College of Saint Elizabeth

New Jersey

1899

st elizabeth seal
st elizabeth
official hood lining pattern
blue
gold

Gardner Cotrell Leonard was the Director of the Intercollegiate Bureau of Academic Costume (IBAC) and also a partner at Cotrell & Leonard, one of the major manufacturing firms for academic dress in the United States. Because the relationship between the IBAC and Cotrell & Leonard was tight (contemporary materials described Cotrell & Leonard as the “depository” for the Bureau), it is likely that a school was assigned an academic hood lining pattern by the IBAC when that school made a purchase order for academic costume from Cotrell & Leonard. If this is correct, Cotrell & Leonard advertisements from the turn of the century can provide one with a rough estimation of the date when the hood lining pattern of a particular college or university was first registered by the Intercollegiate Bureau.

The College of St. Elizabeth was first referenced (without a description of its hood) in a 1906 Cotrell & Leonard catalogue entitled Concerning Caps, Gowns and Hoods: Bulletin 21, which suggests a 1905 or 1906 registry by the IBAC. The first full description of the college’s hood lining can be found in 1927, where it was described as gold with a Presbyterian blue chevron. “Presbyterian blue” is a “true blue”, ranging from a dark azure to medium shade of blue. St. Elizabeth’s hood design was never modified, appearing in all IBAC lists from the late 1920s until the early 1970s with this description.

The administration of the College of St.
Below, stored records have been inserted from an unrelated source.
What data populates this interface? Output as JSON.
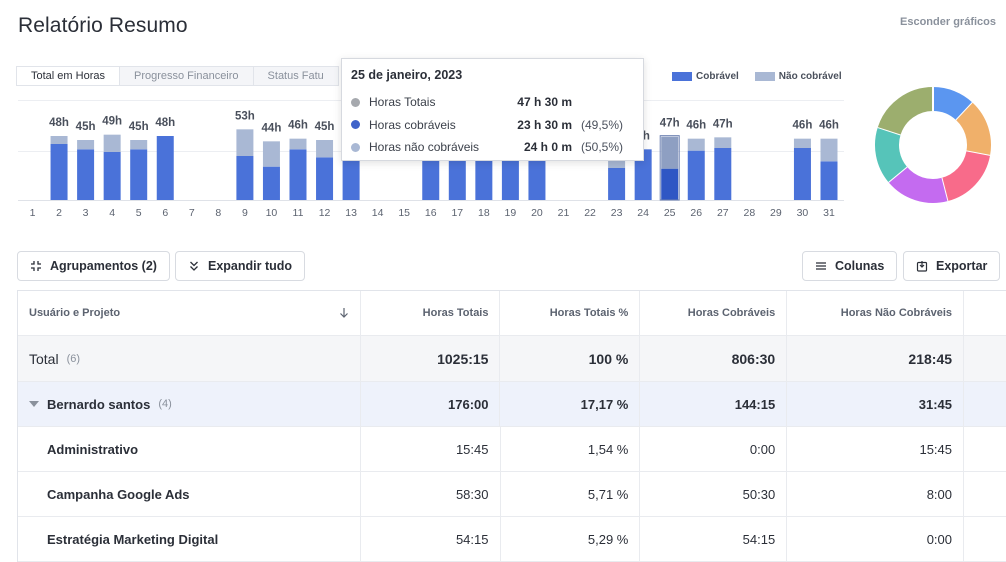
{
  "page": {
    "title": "Relatório Resumo",
    "hide_charts": "Esconder gráficos"
  },
  "tabs": [
    {
      "label": "Total em Horas"
    },
    {
      "label": "Progresso Financeiro"
    },
    {
      "label": "Status Fatu"
    }
  ],
  "legend": [
    {
      "label": "Cobrável",
      "color": "#4a72d9"
    },
    {
      "label": "Não cobrável",
      "color": "#a9b8d4"
    }
  ],
  "chart_data": [
    {
      "type": "bar",
      "stacked": true,
      "categories": [
        "1",
        "2",
        "3",
        "4",
        "5",
        "6",
        "7",
        "8",
        "9",
        "10",
        "11",
        "12",
        "13",
        "14",
        "15",
        "16",
        "17",
        "18",
        "19",
        "20",
        "21",
        "22",
        "23",
        "24",
        "25",
        "26",
        "27",
        "28",
        "29",
        "30",
        "31"
      ],
      "top_labels": [
        "",
        "48h",
        "45h",
        "49h",
        "45h",
        "48h",
        "",
        "",
        "53h",
        "44h",
        "46h",
        "45h",
        "",
        "",
        "",
        "",
        "",
        "",
        "",
        "",
        "",
        "",
        "",
        "6h",
        "47h",
        "46h",
        "47h",
        "",
        "",
        "46h",
        "46h"
      ],
      "series": [
        {
          "name": "Cobrável",
          "values": [
            0,
            42,
            38,
            36,
            38,
            48,
            0,
            0,
            33,
            25,
            38,
            32,
            36,
            0,
            0,
            33,
            36,
            36,
            36,
            36,
            0,
            0,
            24,
            38,
            23.5,
            37,
            39,
            0,
            0,
            39,
            29
          ]
        },
        {
          "name": "Não cobrável",
          "values": [
            0,
            6,
            7,
            13,
            7,
            0,
            0,
            0,
            20,
            19,
            8,
            13,
            0,
            0,
            0,
            0,
            0,
            0,
            0,
            0,
            0,
            0,
            12,
            0,
            24,
            9,
            8,
            0,
            0,
            7,
            17
          ]
        }
      ],
      "highlight_index": 24,
      "ylim": [
        0,
        60
      ],
      "colors": {
        "billable": "#4a72d9",
        "non_billable": "#a9b8d4",
        "highlight_billable": "#2f57c4",
        "highlight_non_billable": "#8e9fc2"
      }
    },
    {
      "type": "pie",
      "variant": "donut",
      "values": [
        12,
        16,
        18,
        18,
        16,
        20
      ],
      "colors": [
        "#5b96f0",
        "#f0b06a",
        "#f86b8a",
        "#c46bf0",
        "#56c4b9",
        "#9cae6e"
      ]
    }
  ],
  "tooltip": {
    "date": "25 de janeiro, 2023",
    "rows": [
      {
        "label": "Horas Totais",
        "value": "47 h 30 m",
        "pct": "",
        "color": "#a6a9ae"
      },
      {
        "label": "Horas cobráveis",
        "value": "23 h 30 m",
        "pct": "(49,5%)",
        "color": "#3f63c9"
      },
      {
        "label": "Horas não cobráveis",
        "value": "24 h 0 m",
        "pct": "(50,5%)",
        "color": "#a9b8d4"
      }
    ]
  },
  "toolbar": {
    "groupings_label": "Agrupamentos (2)",
    "expand_label": "Expandir tudo",
    "columns_label": "Colunas",
    "export_label": "Exportar"
  },
  "table": {
    "headers": [
      "Usuário e Projeto",
      "Horas Totais",
      "Horas Totais %",
      "Horas Cobráveis",
      "Horas Não Cobráveis"
    ],
    "total": {
      "label": "Total",
      "count": "(6)",
      "values": [
        "1025:15",
        "100 %",
        "806:30",
        "218:45"
      ]
    },
    "group": {
      "label": "Bernardo santos",
      "count": "(4)",
      "values": [
        "176:00",
        "17,17 %",
        "144:15",
        "31:45"
      ]
    },
    "rows": [
      {
        "label": "Administrativo",
        "values": [
          "15:45",
          "1,54 %",
          "0:00",
          "15:45"
        ]
      },
      {
        "label": "Campanha Google Ads",
        "values": [
          "58:30",
          "5,71 %",
          "50:30",
          "8:00"
        ]
      },
      {
        "label": "Estratégia Marketing Digital",
        "values": [
          "54:15",
          "5,29 %",
          "54:15",
          "0:00"
        ]
      }
    ]
  }
}
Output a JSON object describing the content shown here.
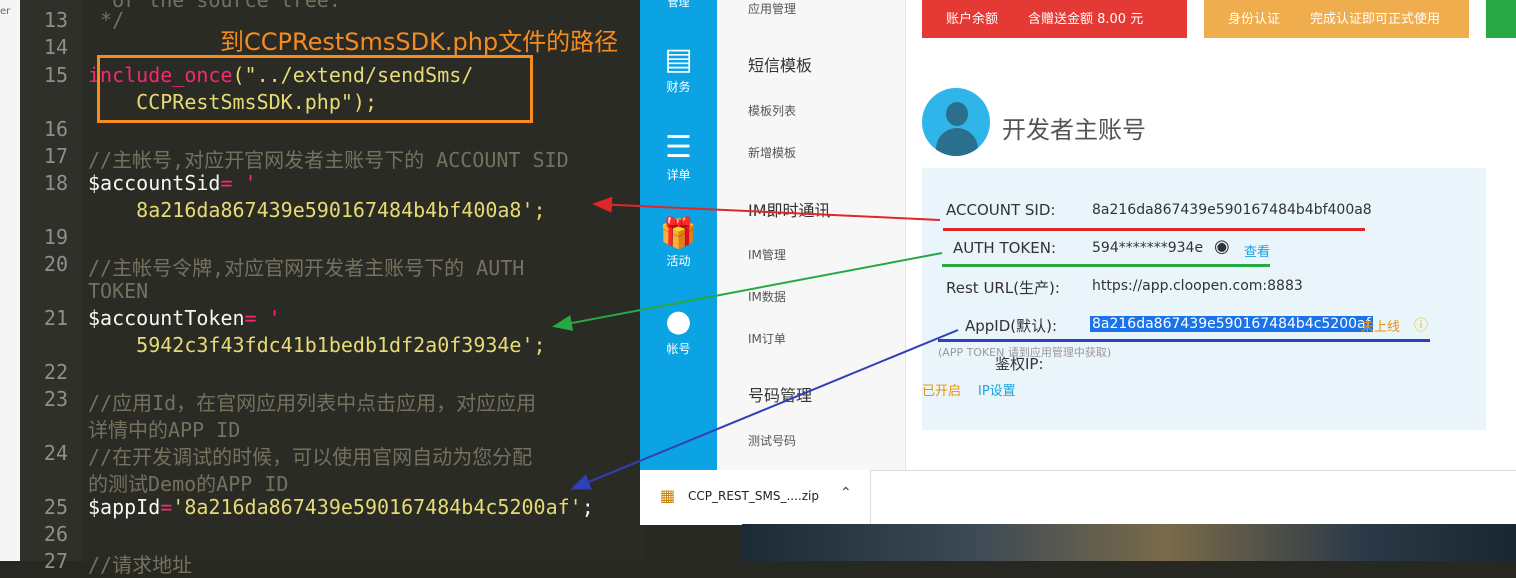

Elizabeth chose blue and gold to represent the school when it was founded in 1899. The shade of blue was originally a medium blue (or “true blue”); today it is defined as royal blue.

Citations in the World Almanac (listed by cover date; color information is from the previous year): blue/gold (1923-1935)

A painting from a 1958 Bentley & Simon brochure that illustrates how a bachelor's hood with this type of lining pattern would have appeared.
A painting from a 1958 Bentley & Simon brochure that illustrates how a bachelor's hood with this type of lining pattern would have appeared.